OBJECTIVE: Circulating leptin, the product of the ob gene, is known to be closely correlated with adipose tissue mass, but it is also subject to short-term regulation by a variety of hormones including catecholamines. The aim of this study was to investigate the contribution of the three beta-adrenergic receptors to leptin secretion from cultured human adipocytes. DESIGN AND METHODS: The model of in vitro differentiated human subcutaneous adipocytes was used in this study.

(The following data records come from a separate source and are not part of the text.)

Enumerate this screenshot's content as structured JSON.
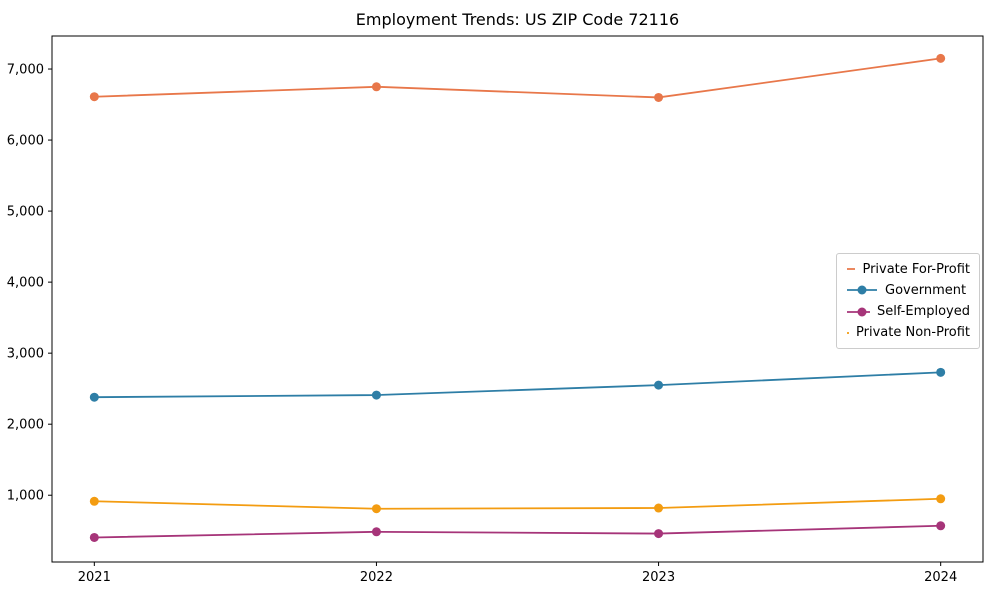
{
  "chart": {
    "title": "Employment Trends: US ZIP Code 72116"
  },
  "chart_data": {
    "type": "line",
    "title": "Employment Trends: US ZIP Code 72116",
    "xlabel": "",
    "ylabel": "",
    "x": [
      2021,
      2022,
      2023,
      2024
    ],
    "xtick_labels": [
      "2021",
      "2022",
      "2023",
      "2024"
    ],
    "yticks": [
      1000,
      2000,
      3000,
      4000,
      5000,
      6000,
      7000
    ],
    "ytick_labels": [
      "1,000",
      "2,000",
      "3,000",
      "4,000",
      "5,000",
      "6,000",
      "7,000"
    ],
    "xlim": [
      2020.85,
      2024.15
    ],
    "ylim": [
      60,
      7465
    ],
    "grid": false,
    "marker": "o",
    "legend_position": "center right",
    "series": [
      {
        "name": "Private For-Profit",
        "color": "#E8774A",
        "values": [
          6610,
          6750,
          6600,
          7150
        ]
      },
      {
        "name": "Government",
        "color": "#2E7EA6",
        "values": [
          2380,
          2410,
          2550,
          2730
        ]
      },
      {
        "name": "Self-Employed",
        "color": "#A63479",
        "values": [
          405,
          485,
          460,
          570
        ]
      },
      {
        "name": "Private Non-Profit",
        "color": "#F39C11",
        "values": [
          915,
          810,
          820,
          950
        ]
      }
    ]
  }
}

The presence of the beta-adrenoceptor subtypes was studied by RT-PCR. The functional role of the receptor subtypes was determined by stimulation of lipolysis by selective beta-adrenergic agonists and by measuring glycerol release. Leptin secretion into the medium of cultured human adipocytes from young normal-weight females was measured by radioimmunoassay. RESULTS AND CONCLUSION: In a first set of experiments, the expression of the three beta-adrenergic receptor subtypes in cultured human adipocytes was demonstrated. To test their functional activity, the effect of the beta-adrenoceptor agonists isoproterenol (non-selective agonist), dobutamine (beta(1)-selective), fenoterol (beta(2)-selective) and the beta(3)-selective agonists BRL 37344 and CGP 12177 was studied. All agonists exhibited a dose- and time-dependent stimulation of glycerol release into the medium in a rather uniform manner. Isoproterenol rapidly reduced leptin secretion from cultured subcutaneous adipocytes in a dose-dependent fashion. Incubation with 10(-6)mol/l isoproterenol for 24h resulted in a reduction of the leptin concentration by 48% (P < 0.01). A similar, but less pronounced suppressing effect was seen for dobutamine and fenoterol, whereas both BRL 37344 and CGP 12177 were not effective. These data provide evidence that catecholamines are able to suppress leptin release from differentiated human adipocytes, supporting the concept that leptin secretion is acutely regulated by surrounding hormones. This inhibition is obviously mediated via beta(1)- and beta(2)-adrenergic receptors.